Deleting a tense scene in which even visiting Confederate soldiers express ungentlemanly interest in the student body removes the idea that the school faces threats from all sides. A skeptical black female slave character that McBurney tries to manipulate in the original has been eliminated, and so has a captive crow with a broken wing, taking away two allegories to McBurney's situation. There's no mention of Martha expecting Edwina to take over the school someday, setting the stage for a later sense of betrayal.
Also, forget about seeing Martha's erotically charged dream of a torrid three-way with McBurney and Edwina, or an equivalent of the "hussy" Carol very seductively inviting McBurney to her attic bedroom where she later is discovered very naked with him.

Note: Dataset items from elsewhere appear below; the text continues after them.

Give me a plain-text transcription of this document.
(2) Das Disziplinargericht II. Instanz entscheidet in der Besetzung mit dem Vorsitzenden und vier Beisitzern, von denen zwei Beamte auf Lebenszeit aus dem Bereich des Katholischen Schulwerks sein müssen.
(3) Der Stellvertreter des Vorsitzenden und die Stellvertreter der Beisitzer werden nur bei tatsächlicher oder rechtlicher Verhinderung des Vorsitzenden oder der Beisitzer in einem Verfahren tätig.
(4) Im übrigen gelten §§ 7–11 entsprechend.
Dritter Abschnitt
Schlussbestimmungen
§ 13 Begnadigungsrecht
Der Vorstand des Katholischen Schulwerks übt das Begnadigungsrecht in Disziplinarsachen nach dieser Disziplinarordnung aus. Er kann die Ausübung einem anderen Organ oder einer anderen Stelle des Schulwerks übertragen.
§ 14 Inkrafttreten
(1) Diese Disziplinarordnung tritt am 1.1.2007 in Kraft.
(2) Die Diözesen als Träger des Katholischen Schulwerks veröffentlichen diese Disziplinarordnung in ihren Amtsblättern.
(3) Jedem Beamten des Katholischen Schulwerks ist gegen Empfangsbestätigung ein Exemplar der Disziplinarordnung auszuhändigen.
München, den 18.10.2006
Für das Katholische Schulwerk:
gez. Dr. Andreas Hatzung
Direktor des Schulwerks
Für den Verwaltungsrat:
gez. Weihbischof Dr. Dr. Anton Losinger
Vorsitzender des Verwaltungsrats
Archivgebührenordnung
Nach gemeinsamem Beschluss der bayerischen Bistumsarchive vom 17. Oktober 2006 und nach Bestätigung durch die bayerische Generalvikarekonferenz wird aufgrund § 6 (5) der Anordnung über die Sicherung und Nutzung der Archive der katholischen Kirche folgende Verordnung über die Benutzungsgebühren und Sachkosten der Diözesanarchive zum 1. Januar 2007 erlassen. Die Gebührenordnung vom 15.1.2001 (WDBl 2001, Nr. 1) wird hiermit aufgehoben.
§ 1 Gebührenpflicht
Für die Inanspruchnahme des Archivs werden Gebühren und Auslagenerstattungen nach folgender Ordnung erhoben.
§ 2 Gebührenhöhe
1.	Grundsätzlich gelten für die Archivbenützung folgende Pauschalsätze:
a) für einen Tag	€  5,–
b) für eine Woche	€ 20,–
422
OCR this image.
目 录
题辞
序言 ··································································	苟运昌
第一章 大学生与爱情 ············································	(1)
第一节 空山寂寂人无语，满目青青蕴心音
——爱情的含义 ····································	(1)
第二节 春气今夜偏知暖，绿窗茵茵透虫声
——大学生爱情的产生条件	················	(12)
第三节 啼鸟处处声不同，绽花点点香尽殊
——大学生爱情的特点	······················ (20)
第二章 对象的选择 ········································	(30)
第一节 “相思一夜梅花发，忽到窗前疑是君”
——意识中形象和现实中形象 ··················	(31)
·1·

The original's scene in which nightprowling McBurney has to decide between that attic or the closed-door bedrooms of Martha and Edwina is missing, which reduces the impact of his fateful choice. Worst of all, Coppola's version so mishandles a later scene in which McBurney is subjected to some rather drastic surgery that the procedure seems to be performed for his own legitimate medical good, instead of as a cruel punishment for his sins. Incredibly, McBurney's discovery of what has happened to him occurs offscreen.
Even the movie's title, which cleverly could refer to either the maleficent McBurney or his horny hostesses in the original film, isn't as good a fit on this watered-down version. Farrell's McBurney seems sincerely charming and more amused than aroused by his keepers until the script makes him otherwise, as opposed to the thoroughly devious Eastwood version. And the females in the remake aren't as emotionally needy or (in the case of the Alicia formerly known as Carol) as irresistibly siren-like. Even the movie's classic ending (which I won't spoil) is slightly botched, retaining the payoff but altering a crucial detail that softens its impact.
Even a change that technically makes Coppola's film more faithful to the novel, by revealing that her McBurney is a recent Irish immigrant who took $300 to assume another man's place in the Union army, ends up diluting the story, which works better when McBurney is a less exotic intruder.
Coppola—whose past works include the similarly female-centered "The Virgin Suicides," "Lost in Translation," "Marie Antoinette" and "The Bling Ring"—seems to have missed the whole point of going slumming: You're supposed to get a little more dirty in the process.